«Événement d'État, écrit l'avocat Barbier dans son journal.—Hier mardi, 10 décembre, on a commandé vingt-cinq hommes par compagnie du régiment des gardes-françaises pour l'après-midi, avec poudre et plomb, sans tambour. Ce jour, le prince Édouard, connu sous le nom du Prétendant, avait la première loge à l'Opéra, à son ordinaire; il y est arrivé sur les cinq heures, avec deux seigneurs anglais de sa cour. Aussitôt qu'il a été descendu de carrosse pour entrer dans le cul-de-sac de l'Opéra, M. de Vaudreuil, major du régiment des gardes, lui a dit qu'il était chargé de l'ordre du roi pour l'arrêter, et, dans le moment même, six sergents aux gardes, qui étaient en habits bourgeois, l'ont saisi par les deux bras et par les deux jambes et l'ont enlevé de terre; on lui a jeté et passé sur-le-champ un cordon de soie, qui lui a embrassé et serré les deux bras... Il s'est, dit-on, un peu trouvé mal; on l'a passé ainsi par la porte du fond du cul-de-sac qui rend dans la cour des cuisines du Palais-Royal; on l'a mis dans un carrosse de remise dans lequel M. de Vaudreuil l'a accompagné.» «Ainsi garrotté comme un malfaiteur, dépouillé de son épée, de ses pistolets (car on poussa l'indignité jusqu'à fouiller ses poches), il est conduit immédiatement au château de Vincennes. Toutes les précautions avaient été prises pour que l'arrestation et l'enlèvement eussent lieu sans résistance. Sur la place des Victoires, autour du Palais-Royal, dans toutes les rues voisines de l'Opéra, on remarqua pendant cette soirée du 10 un déploiement de troupes tout à fait inusité.» «On craignait apparemment une émeute du peuple,» dit le journaliste. «Des gardes-françaises, la baïonnette au bout du fusil, et des cavaliers du guet, qui attendaient la voiture place des Victoires, l'enveloppèrent au passage et lui servirent d'escorte. Neuf de ces hommes, vêtus de redingotes et portant des flambeaux, éclairaient ce triste cortége. Le guet à cheval, ajoute Barbier, l'a conduit le long du faubourg, et il y avait des détachements de soldats aux gardes, de distance en distance, le long des allées de Vincennes.» Pendant ce temps, les deux gentilshommes écossais qui accompagnaient le prince étaient entraînés dans le corps-de-garde du cul-de-sac de l'Opéra, puis jetés dans des fiacres et conduits à la Bastille.

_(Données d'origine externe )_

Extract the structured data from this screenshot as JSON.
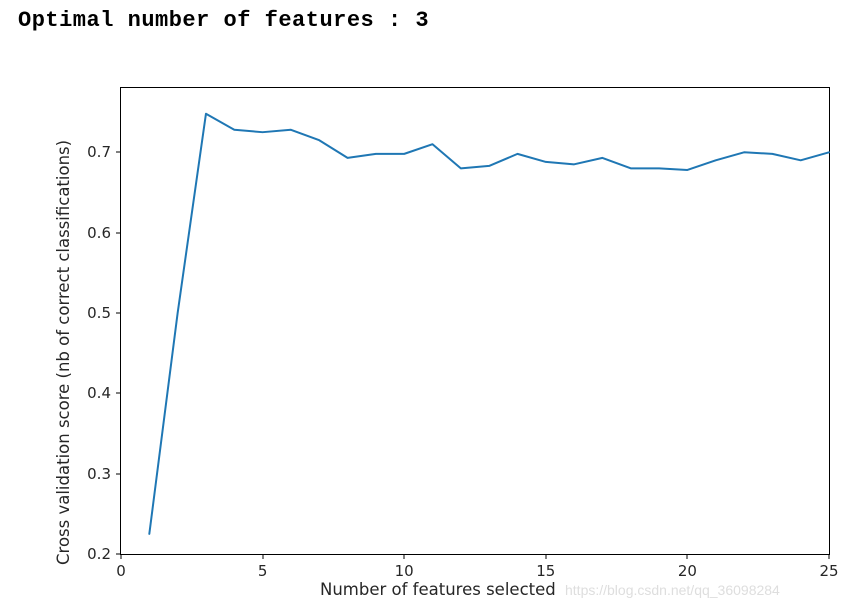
{
  "header": {
    "text": "Optimal number of features : 3"
  },
  "chart_data": {
    "type": "line",
    "xlabel": "Number of features selected",
    "ylabel": "Cross validation score (nb of correct classifications)",
    "xlim": [
      0,
      25
    ],
    "ylim": [
      0.2,
      0.78
    ],
    "xticks": [
      0,
      5,
      10,
      15,
      20,
      25
    ],
    "yticks": [
      0.2,
      0.3,
      0.4,
      0.5,
      0.6,
      0.7
    ],
    "x": [
      1,
      2,
      3,
      4,
      5,
      6,
      7,
      8,
      9,
      10,
      11,
      12,
      13,
      14,
      15,
      16,
      17,
      18,
      19,
      20,
      21,
      22,
      23,
      24,
      25
    ],
    "y": [
      0.225,
      0.5,
      0.748,
      0.728,
      0.725,
      0.728,
      0.715,
      0.693,
      0.698,
      0.698,
      0.71,
      0.68,
      0.683,
      0.698,
      0.688,
      0.685,
      0.693,
      0.68,
      0.68,
      0.678,
      0.69,
      0.7,
      0.698,
      0.69,
      0.7
    ],
    "line_color": "#1f77b4",
    "watermark": "https://blog.csdn.net/qq_36098284"
  }
}
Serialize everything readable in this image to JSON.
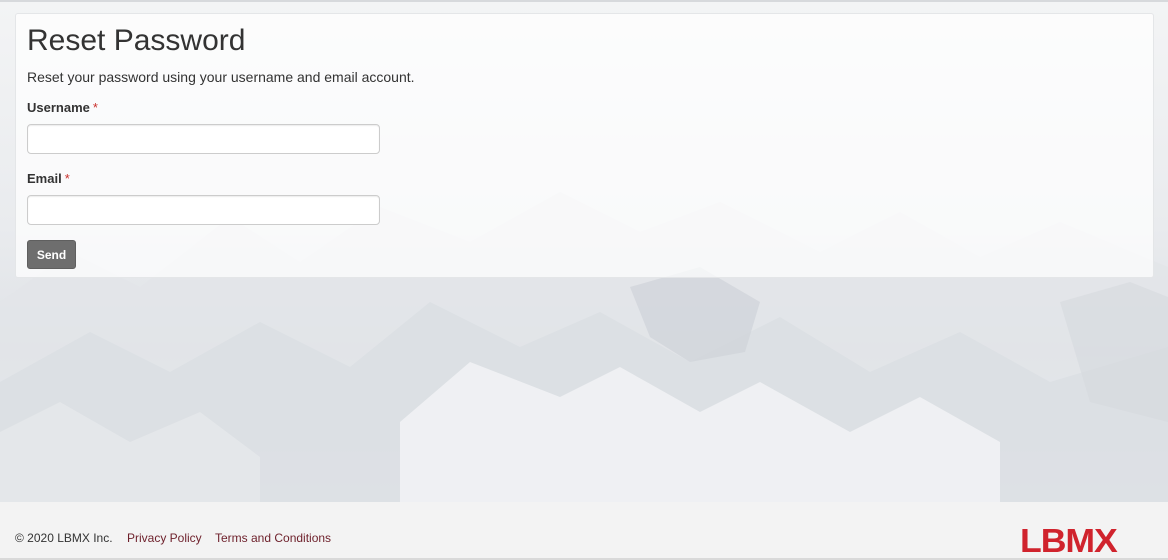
{
  "page": {
    "title": "Reset Password",
    "intro": "Reset your password using your username and email account."
  },
  "form": {
    "username_label": "Username",
    "username_value": "",
    "email_label": "Email",
    "email_value": "",
    "required_mark": "*",
    "send_label": "Send"
  },
  "footer": {
    "copyright": "© 2020 LBMX Inc.",
    "privacy_label": "Privacy Policy",
    "terms_label": "Terms and Conditions",
    "logo_text": "LBMX"
  },
  "colors": {
    "accent": "#d0232d",
    "link": "#6d1f2a",
    "button": "#6e6e6e",
    "required": "#c9302c"
  }
}
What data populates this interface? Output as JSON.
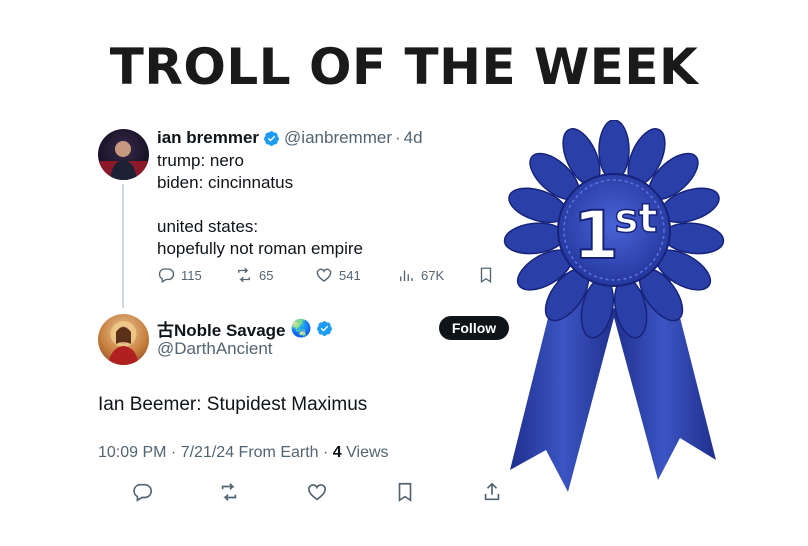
{
  "headline": "TROLL OF THE WEEK",
  "parent_tweet": {
    "name": "ian bremmer",
    "handle": "@ianbremmer",
    "age": "4d",
    "text": "trump: nero\nbiden: cincinnatus\n\nunited states:\nhopefully not roman empire",
    "replies": "115",
    "reposts": "65",
    "likes": "541",
    "views": "67K"
  },
  "reply_tweet": {
    "name": "古Noble Savage",
    "emoji": "🌏",
    "handle": "@DarthAncient",
    "follow_label": "Follow",
    "text": "Ian Beemer: Stupidest Maximus",
    "time": "10:09 PM",
    "date": "7/21/24",
    "source": "From Earth",
    "views_count": "4",
    "views_label": "Views"
  },
  "ribbon": {
    "label_number": "1",
    "label_suffix": "st",
    "color": "#2a3fa8"
  },
  "colors": {
    "verified": "#1d9bf0",
    "muted": "#536471",
    "text": "#0f1419"
  },
  "icons": [
    "verified-badge-icon",
    "reply-icon",
    "repost-icon",
    "like-icon",
    "views-icon",
    "bookmark-icon",
    "share-icon",
    "globe-emoji-icon"
  ]
}
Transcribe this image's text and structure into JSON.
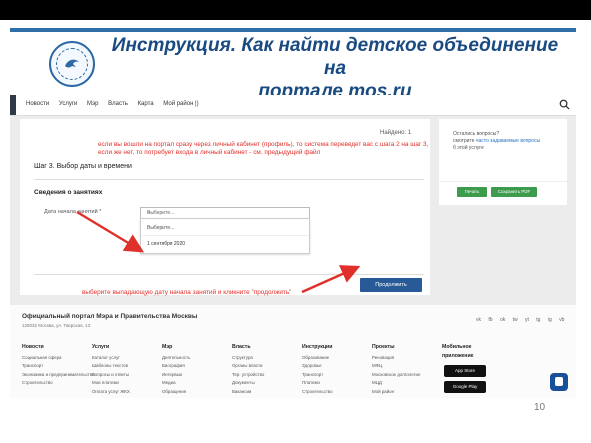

«À huit heures du matin, Charles-Édouard partait de Vincennes et on le reconduisait jusqu'à la frontière suisse. Cette seconde expédition fut moins brutale que la première.» M. de Férussy, lieutenant général des armées du roi, prit place auprès du prince dans une chaise de poste, «plus par honneur qu'autrement.» Le fait restait le même néanmoins, et l'opinion y voyait une tache à notre honneur. «On avait défendu dans les cafés de Paris de parler du prince Édouard, parce que l'on se donnait la liberté de blâmer le roi.»
Il fut conduit de Vincennes hors du royaume avec décence, mais le cri public protesta pour lui. Il se cacha sur le continent; il osa reparaître deux fois à Londres, où il conféra avec ses partisans le duc de Beaufort, lord Somerset, le comte Westmoreland. Il rentra à Liége et y vécut obscur et immobile, avec la fille d'un serviteur dévoué de son père, miss Clémentine Walkmischaw, qu'il avait ramenée d'Écosse où elle s'était attachée à lui. Elle passait pour sa femme légitime, portait son nom, et avait une fille de lui que nous retrouverons bientôt modèle de son sexe. Ses amis murmurèrent et le sommèrent de renvoyer miss Clémentine, infidèle, disaient-ils, à sa cause. Il s'y refusa avec énergie; mais, quelque temps après, elle quitta elle-même le prince, sous prétexte de mettre sa fille au couvent à Paris. Ce coup lui fut terrible: l'abandon de ce qui vous a aimé dans le malheur est le pire des malheurs. Il le sentit trop; il chercha sa consolation dans le sommeil de ses facultés, et il se fit une habitude de l'ivresse, oubli volontaire du sort.
Ce fut alors que la cour de France, lasse de l'oublier totalement, songea à réveiller dans ce sang des Stuarts une rivalité toujours possible au sang ennemi des Stuarts en donnant des héritiers à Charles-Édouard. M. de Reumont, son biographe, prend trop à la lettre les imputations alors prématurées des ambassadeurs d'Angleterre contre les mœurs de ce prince.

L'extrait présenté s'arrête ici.